First, and probably most famously, is talent acquisition ala the Moneyball era of the Oakland A’s baseball team. To field a competitive roster on a limited budget, the team employed analytics to identify and obtain relatively undervalued players. A bestselling book by Michael Lewis led to a movie starring Brad Pitt and heavy media coverage. What was at the time a game-changing use of analytics has become such a common practice that it is no longer considered a differentiator, but rather table stakes in professional sports. Although the A’s just clinched the Americal League Western Division Championship, so the team is still doing something right.
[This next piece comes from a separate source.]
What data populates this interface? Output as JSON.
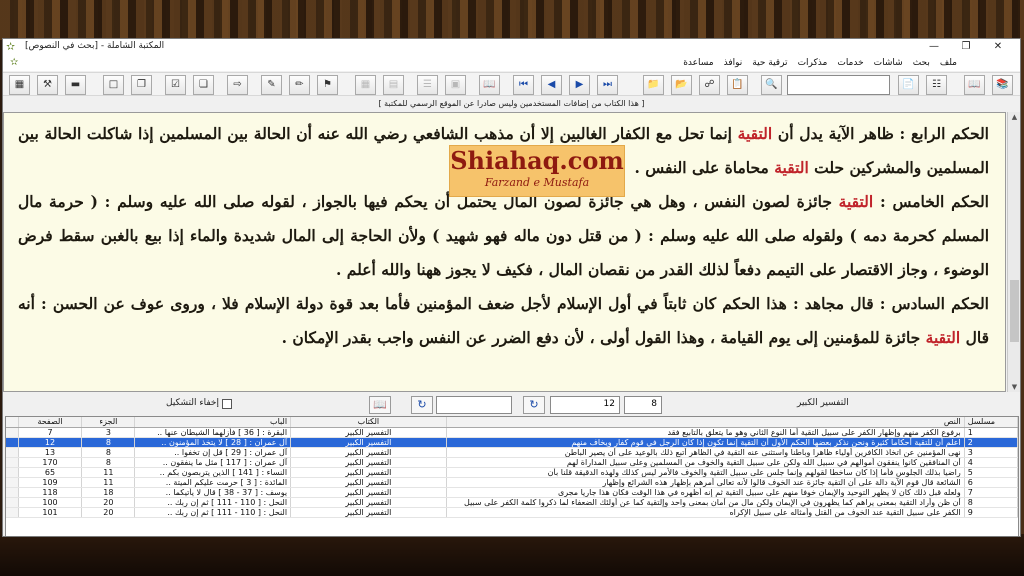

The second example is also from baseball: dynamic ticket pricing, made famous by the San Francisco Giants and being quickly adopted everywhere. Professional sports teams are increasingly in competition with third parties like Stub Hub that can price tickets based on demand. Leveraging analytics, sports marketers can determine which games will be most popular among their fans and price tickets accordingly. This way, teams can keep attendance up for less-popular games, and not leave money on the table for the most in-demand games. It seems to be a winning strategy since the Giants have sold out every home game since October 1, 2010.
Our third example involves game scheduling — a complex business involving home games, road games, fairness, league considerations, TV schedules and the fan quotient. In fact, FICO’s own optimization software is used to find the best schedule for the NFL’s 256 games, which involves trillions of scheduling permutations, 20,000 variables and 50,000 constraints. All for 16 games and 32 teams.
As Big Data matures, the analytics of sports will continue to evolve, making for better fan experiences, more exciting competitions and more profitable games. Talk about a win-win!